The City Squares project is a project based on a partnership of exchange between students studying Public Art at the Shanghai Institute of Visual Arts and students of Fine Art and Interior and Spatial Design at Chelsea College of Arts. The focus of research and exchange has been the role of art in creating value in public spaces. In October 2013 staff and students from SIVA installed the project “Shine” airing textiles sharing information in the sun, a shared history of British and Chinese business in the growth of Shanghai as a world city in the 20th century. “Parklife” is set of interlinked responses to the natural aesthetic and historic context of People’s Park. The values already present in the aesthetic experience of the park are the inspiration for the students from Chelsea as they draw attention to what is already there. Thanks to Dingyi and Wang Yijia and the staff and students from SIVA who have instigated this project along with Philip Courtenay and Martyn Simpson from Chelsea College of Arts.

Portal
Yichi Duan, Marina Fahim, Chiaki Matsumoto

Connecting London and Shanghai using zoetropes, originating in China and influential in the history of the moving image. As you look through a peephole you will be transported to a different place and animated with each turn of the drum.


Soft Stones
Anta Germane, Yi Qiu, Henry Cheng, Naomi Figueiredo

A harmonious moment of transformation between the traditional style of Taihu Shi stones in the park and the lines of modern architecture seen in the MOCA building.
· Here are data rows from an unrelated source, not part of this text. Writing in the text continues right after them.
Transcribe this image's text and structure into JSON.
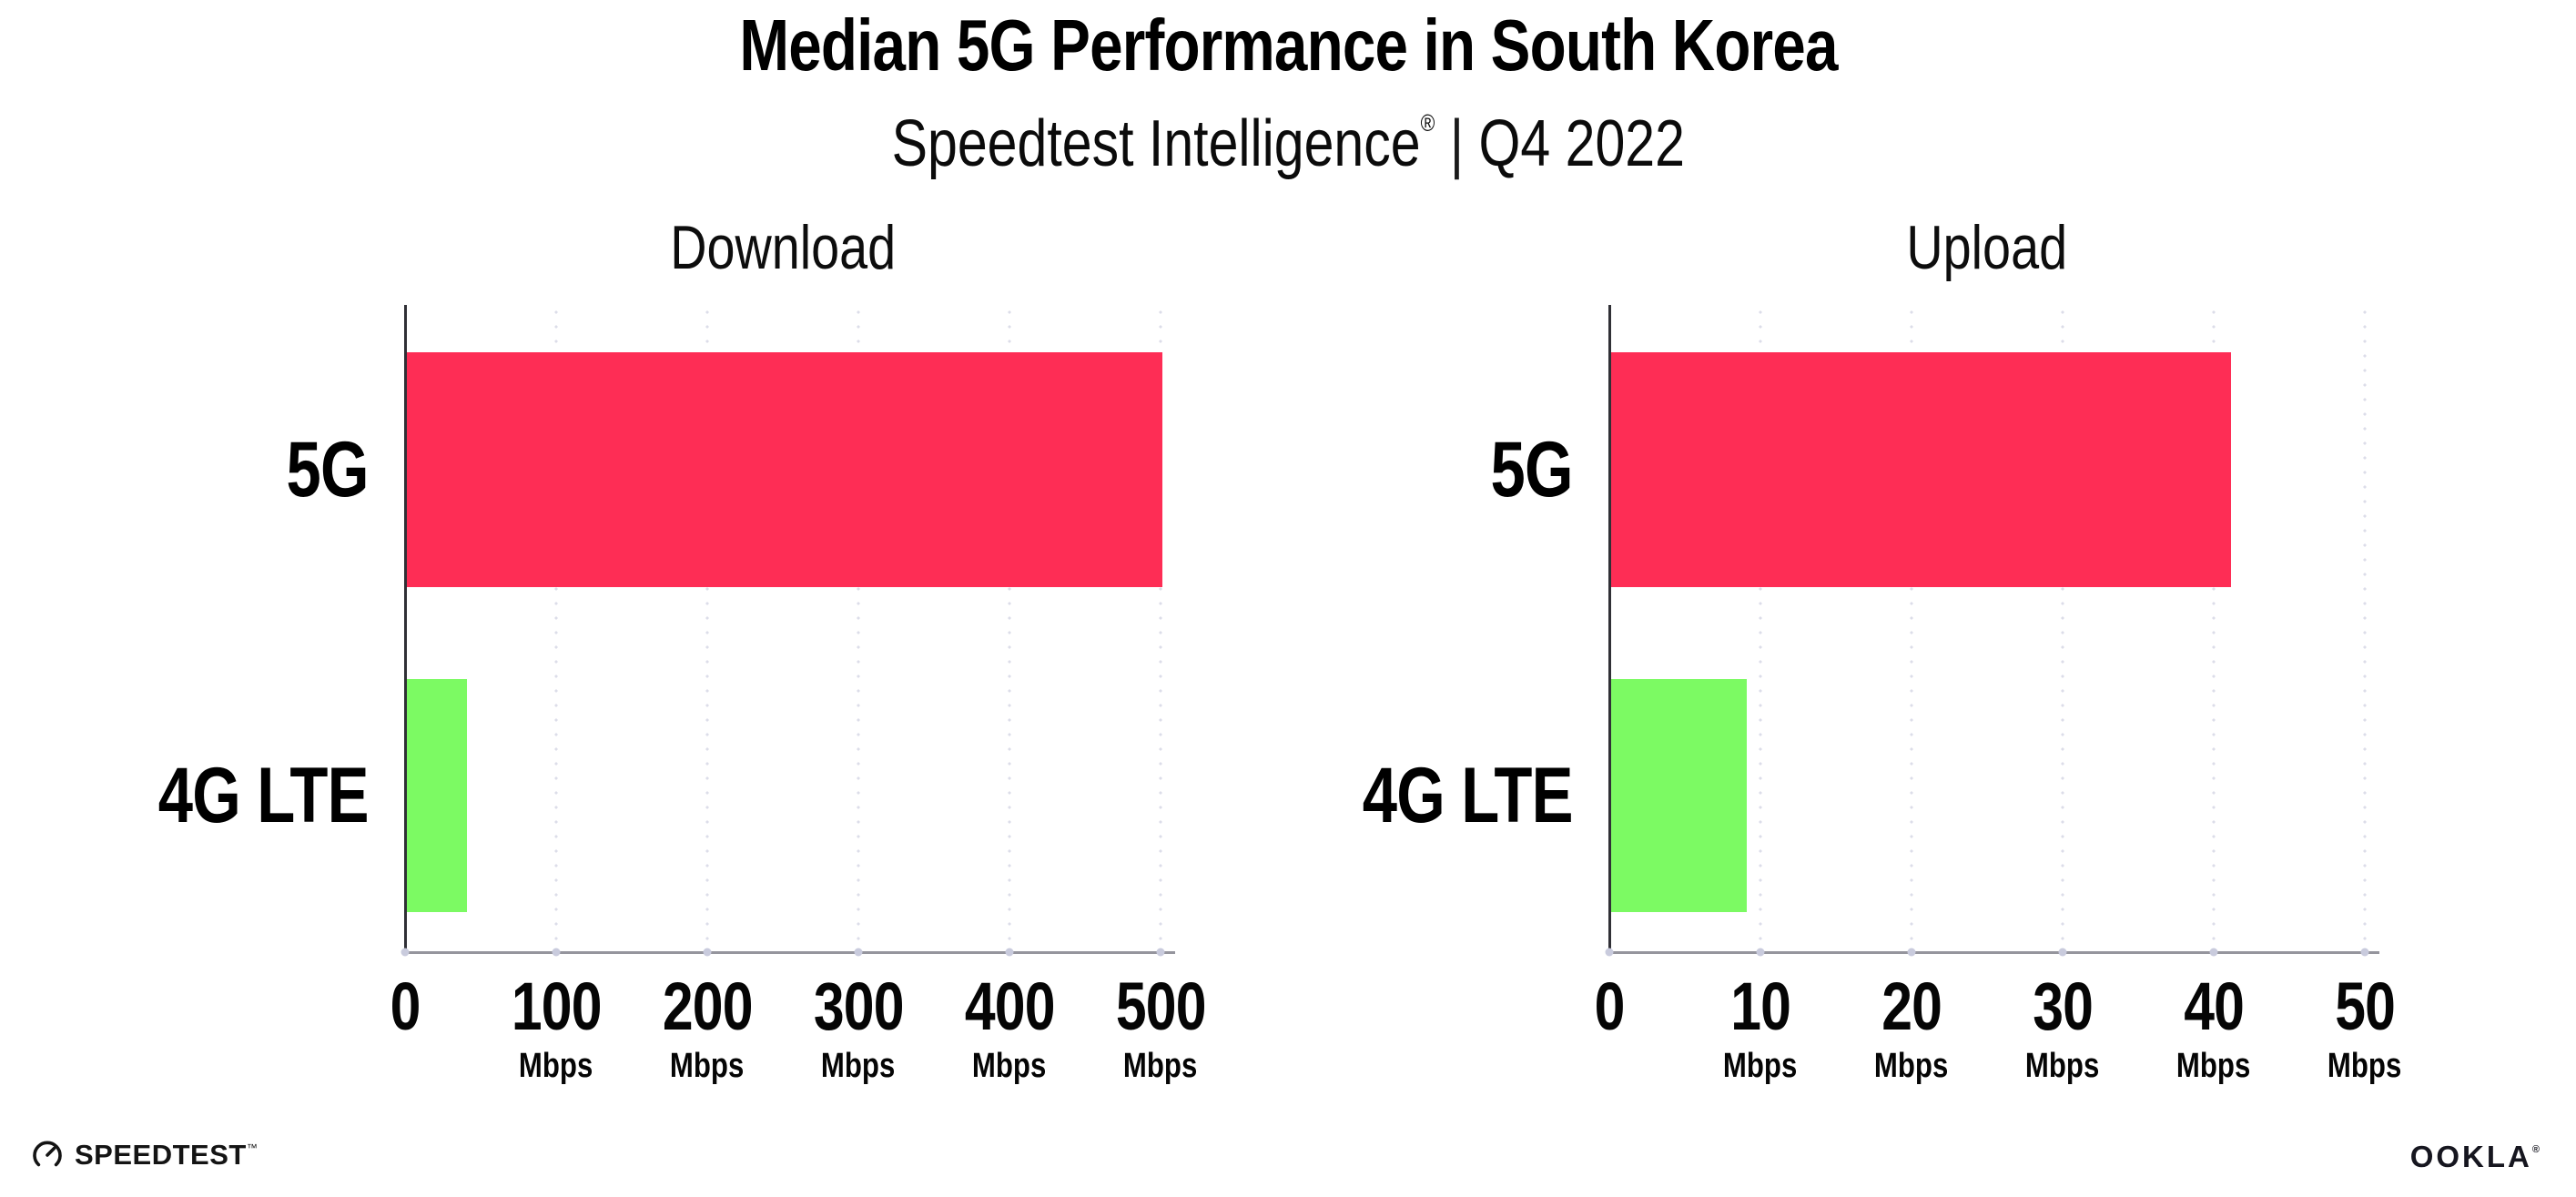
{
  "header": {
    "title": "Median 5G Performance in South Korea",
    "source": "Speedtest Intelligence",
    "registered_mark": "®",
    "separator": "|",
    "period": "Q4 2022"
  },
  "chart_data": [
    {
      "type": "bar",
      "orientation": "horizontal",
      "title": "Download",
      "categories": [
        "5G",
        "4G LTE"
      ],
      "values": [
        500,
        40
      ],
      "unit": "Mbps",
      "xlim": [
        0,
        500
      ],
      "tick_labels": [
        "0",
        "100",
        "200",
        "300",
        "400",
        "500"
      ],
      "bar_colors": [
        "#FE2D55",
        "#7CFA63"
      ],
      "grid": "dotted-vertical-gridlines",
      "legend": "none"
    },
    {
      "type": "bar",
      "orientation": "horizontal",
      "title": "Upload",
      "categories": [
        "5G",
        "4G LTE"
      ],
      "values": [
        41,
        9
      ],
      "unit": "Mbps",
      "xlim": [
        0,
        50
      ],
      "tick_labels": [
        "0",
        "10",
        "20",
        "30",
        "40",
        "50"
      ],
      "bar_colors": [
        "#FE2D55",
        "#7CFA63"
      ],
      "grid": "dotted-vertical-gridlines",
      "legend": "none"
    }
  ],
  "footer": {
    "speedtest_label": "SPEEDTEST",
    "speedtest_mark": "™",
    "ookla_label": "OOKLA",
    "ookla_mark": "®"
  },
  "colors": {
    "bar_5g": "#FE2D55",
    "bar_4g": "#7CFA63",
    "gridline": "#dcdde9",
    "axis_dark": "#303036",
    "axis_gray": "#95959d",
    "tick_dot": "#c9cbdd",
    "text": "#000000"
  }
}
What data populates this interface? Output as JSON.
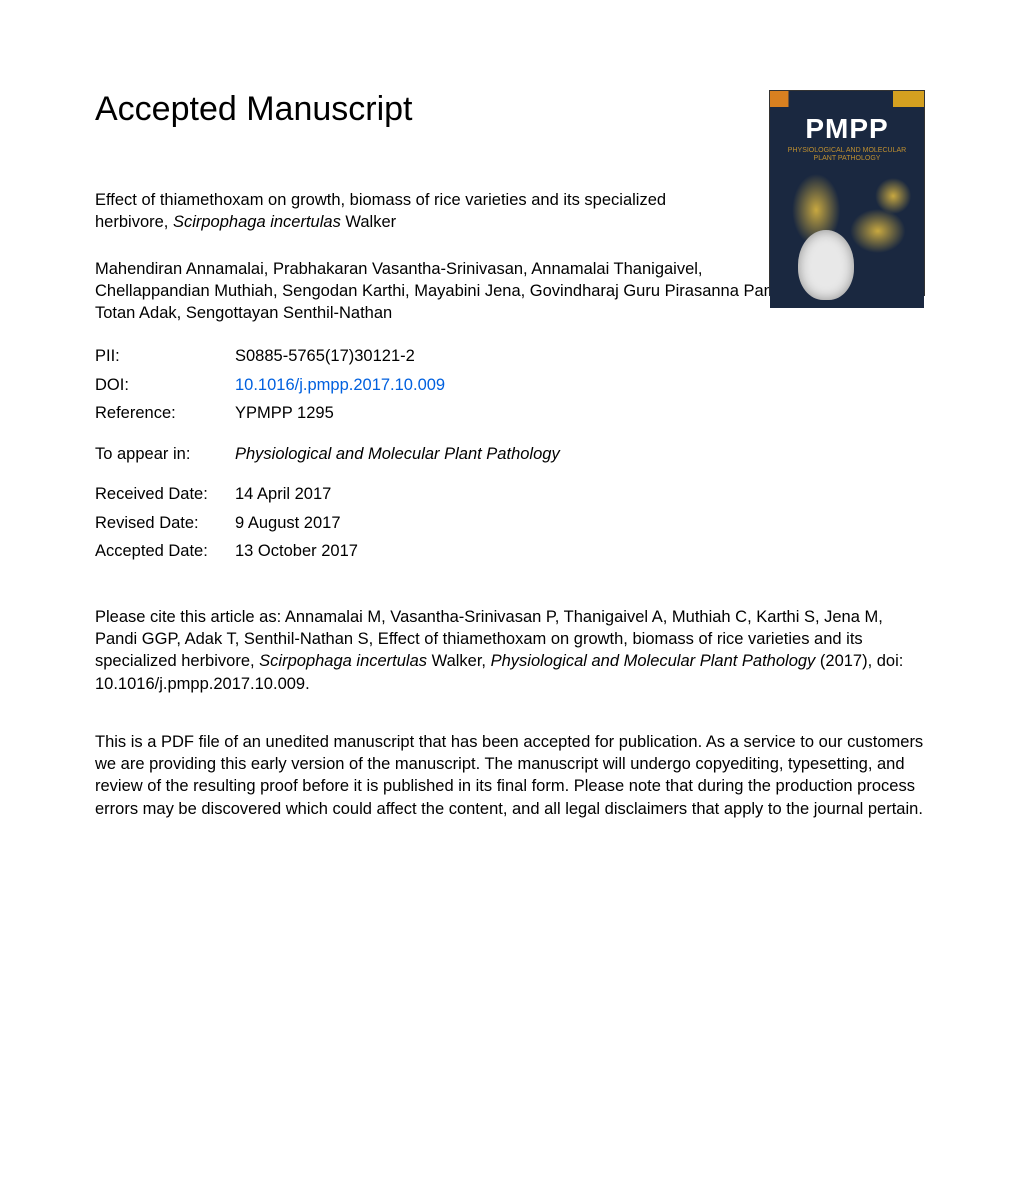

Creating a place for resting.


Bird Song
Lexi Stones

Inspired by the love of Chinese birdsong Lexi has brought the sound of the ‘dawn chorus’ from an English countryside to the people of Shanghai, contained in boxes inspired by our Chelsea College of Arts.

Deep in the City
Korina Cruz, Abdul Jabber Juneida, Natalia Davtyan, Joey Phinn

Our visions are blurred in hectic pace of vast metropolitan cities, but underneath there lies hidden natural treasures.

Auspicious Eight
Jheni Arboine

Eight abstracted rose petals with eight stripes of eight different shades of red in eight locations creating another circle within the park.


Parklife - People's Park - Shanghai


Parklife


Tuesday 4 March 2014

Shine SIVA public art project for Rootstein Hopkins Parade Ground - Chelsea College of Arts

At the beginning of October 2013 some of our partners in the City Squares Project, a group of teachers and their students, arrived in London from the Shanghai Institute of Visual Arts to install a public artwork on the Rootstein Hopkins Parade Ground on the Chelsea College of Arts campus.



Bamboo poles, rope and rocks from the Thames riverbank were used to create a number of structures in the centre of this city square that looks on to the Tate Britain art museum.


Bamboo poles are traditionally used in Shanghai to hang washing out to dry in the sun. This is where the title of the work "Shine" comes from. It is about sunshine and its drying and refreshing power.


Hanging from the bamboo structures are textiles reminiscent of the bedding that would traditionally in Shanghai be be hung out of doors and aired when the sun comes out. The students from SIVA used these textile sheets to visually communicate how in their city there is a fascinating history of links between British business and the way Shanghai became in the 20th century a rival in Modernity to New York, Paris, Berlin and, of course London. So this project celebrates the links between China and the United Kingdom, and Shanghai's connections to British business and the capital city of the UK. Shanghai and London have been sister cities since 1996.